It was no coincidence that U.S. President Barack Obama held his speech on the new dynamic of the war on terror last Thursday, only a few days before Memorial Day, the U.S. holiday dedicated to the nation’s fallen soldiers.
Obama knows that the country is war-weary almost 12 years after the 9/11 attacks, and further casualties in Iraq or Afghanistan would be hard to justify to the public. The Nobel Peace Prize winner has no desire for new military engagements, as he has demonstrated with his restraint in the Syrian conflict. Analysis of the fine print in Obama’s speech, in which he once again allowed his reluctance to pursue violent courses of action against suspected extremists to be seen, indicates that the president also wants the use of drones, a practice that has been heavily criticized in foreign countries, to come to a stop.
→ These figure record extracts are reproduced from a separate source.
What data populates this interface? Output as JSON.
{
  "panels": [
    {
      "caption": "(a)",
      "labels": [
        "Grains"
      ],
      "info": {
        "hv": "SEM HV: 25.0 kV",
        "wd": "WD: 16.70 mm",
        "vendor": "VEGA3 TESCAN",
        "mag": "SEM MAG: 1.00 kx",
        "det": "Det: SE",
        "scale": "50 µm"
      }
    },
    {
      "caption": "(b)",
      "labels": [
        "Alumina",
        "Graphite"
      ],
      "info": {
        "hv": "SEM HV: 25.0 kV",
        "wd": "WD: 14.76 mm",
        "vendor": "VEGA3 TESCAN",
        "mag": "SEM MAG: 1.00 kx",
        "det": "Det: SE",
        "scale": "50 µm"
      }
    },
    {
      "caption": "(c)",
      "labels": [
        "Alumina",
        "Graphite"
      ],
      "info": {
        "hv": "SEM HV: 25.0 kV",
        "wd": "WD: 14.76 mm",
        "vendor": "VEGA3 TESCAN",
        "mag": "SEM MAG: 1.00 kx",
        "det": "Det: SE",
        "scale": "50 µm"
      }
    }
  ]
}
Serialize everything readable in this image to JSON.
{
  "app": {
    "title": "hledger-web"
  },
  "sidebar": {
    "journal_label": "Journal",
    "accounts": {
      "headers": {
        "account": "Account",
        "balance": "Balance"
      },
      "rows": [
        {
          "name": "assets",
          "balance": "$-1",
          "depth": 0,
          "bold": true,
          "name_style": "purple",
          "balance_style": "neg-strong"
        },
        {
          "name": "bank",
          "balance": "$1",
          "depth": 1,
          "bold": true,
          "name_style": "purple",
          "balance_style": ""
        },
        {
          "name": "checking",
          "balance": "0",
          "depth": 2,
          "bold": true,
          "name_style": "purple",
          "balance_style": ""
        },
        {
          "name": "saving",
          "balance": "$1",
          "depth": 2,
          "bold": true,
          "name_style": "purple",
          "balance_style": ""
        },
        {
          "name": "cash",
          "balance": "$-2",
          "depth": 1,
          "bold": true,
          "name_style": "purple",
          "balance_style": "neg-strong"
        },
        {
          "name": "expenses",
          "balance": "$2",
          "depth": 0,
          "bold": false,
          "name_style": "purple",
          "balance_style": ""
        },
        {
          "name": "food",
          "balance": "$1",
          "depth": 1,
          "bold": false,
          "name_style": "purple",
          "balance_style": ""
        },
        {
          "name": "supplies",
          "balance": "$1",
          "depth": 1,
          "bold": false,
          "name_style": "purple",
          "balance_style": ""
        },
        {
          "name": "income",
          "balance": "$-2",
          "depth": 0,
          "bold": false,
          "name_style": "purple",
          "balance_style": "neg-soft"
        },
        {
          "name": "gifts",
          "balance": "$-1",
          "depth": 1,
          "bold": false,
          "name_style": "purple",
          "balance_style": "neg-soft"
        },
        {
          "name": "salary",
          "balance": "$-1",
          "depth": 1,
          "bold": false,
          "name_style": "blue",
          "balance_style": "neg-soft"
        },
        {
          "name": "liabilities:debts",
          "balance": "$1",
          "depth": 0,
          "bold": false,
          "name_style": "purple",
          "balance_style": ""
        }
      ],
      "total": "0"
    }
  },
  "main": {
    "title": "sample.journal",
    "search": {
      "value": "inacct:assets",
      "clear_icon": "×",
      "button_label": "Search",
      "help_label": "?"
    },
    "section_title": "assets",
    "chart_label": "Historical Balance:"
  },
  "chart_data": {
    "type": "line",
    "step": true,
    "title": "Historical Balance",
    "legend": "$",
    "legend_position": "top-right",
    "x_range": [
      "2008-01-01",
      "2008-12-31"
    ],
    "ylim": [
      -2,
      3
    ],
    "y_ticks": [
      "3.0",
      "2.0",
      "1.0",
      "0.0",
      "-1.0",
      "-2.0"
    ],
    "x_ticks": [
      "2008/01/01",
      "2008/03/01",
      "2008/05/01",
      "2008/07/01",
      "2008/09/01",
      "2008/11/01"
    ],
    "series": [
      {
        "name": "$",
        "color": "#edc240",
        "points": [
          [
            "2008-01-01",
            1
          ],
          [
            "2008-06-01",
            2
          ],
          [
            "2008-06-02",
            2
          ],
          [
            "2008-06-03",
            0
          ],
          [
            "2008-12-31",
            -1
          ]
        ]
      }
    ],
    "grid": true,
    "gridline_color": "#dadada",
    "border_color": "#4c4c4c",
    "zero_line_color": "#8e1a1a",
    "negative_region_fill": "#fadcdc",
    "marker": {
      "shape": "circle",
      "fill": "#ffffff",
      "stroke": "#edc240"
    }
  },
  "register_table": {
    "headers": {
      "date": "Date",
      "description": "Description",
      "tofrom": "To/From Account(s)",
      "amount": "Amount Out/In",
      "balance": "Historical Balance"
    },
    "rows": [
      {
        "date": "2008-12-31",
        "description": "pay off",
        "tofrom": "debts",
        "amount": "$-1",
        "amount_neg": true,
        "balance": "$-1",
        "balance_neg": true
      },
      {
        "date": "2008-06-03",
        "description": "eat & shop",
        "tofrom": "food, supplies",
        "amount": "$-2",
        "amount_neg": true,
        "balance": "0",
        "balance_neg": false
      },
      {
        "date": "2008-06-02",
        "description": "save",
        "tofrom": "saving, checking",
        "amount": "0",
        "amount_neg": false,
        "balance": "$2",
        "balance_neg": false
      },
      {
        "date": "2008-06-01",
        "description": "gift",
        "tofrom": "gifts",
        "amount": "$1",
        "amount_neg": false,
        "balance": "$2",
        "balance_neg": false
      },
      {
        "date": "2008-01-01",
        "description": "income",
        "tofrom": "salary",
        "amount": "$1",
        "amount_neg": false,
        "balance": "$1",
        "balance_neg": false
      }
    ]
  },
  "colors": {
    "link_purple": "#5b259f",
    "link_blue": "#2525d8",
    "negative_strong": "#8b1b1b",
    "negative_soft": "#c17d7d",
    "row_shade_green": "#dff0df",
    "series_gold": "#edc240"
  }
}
The changes Obama has made to the policies detailing the rules for kill missions from the air are nearly insurmountable. One of these parameters states that the government would have to be virtually certain that no civilians were in danger of being hit by an airstrike. In addition, targets must now represent a “continuing, imminent threat” for the U.S.
Obama has clearly begun communicating to his generals that he wants to avoid any military strategies that would put him at political risk in the future. Moreover, members of the al-Qaida leadership now know that they merely need to surround themselves with civilians to be safe from annihilation from the air. Obama’s unambiguous policy is not smart military strategy.
It is also astonishing that one topic was neglected in the remarks by the president, namely, the threat from weapons of mass destruction that could fall into the hands of terrorists or extremist groups such as Hezbollah. These weapons represent the greatest imaginable threat, yet this threat did not merit a single word from Obama.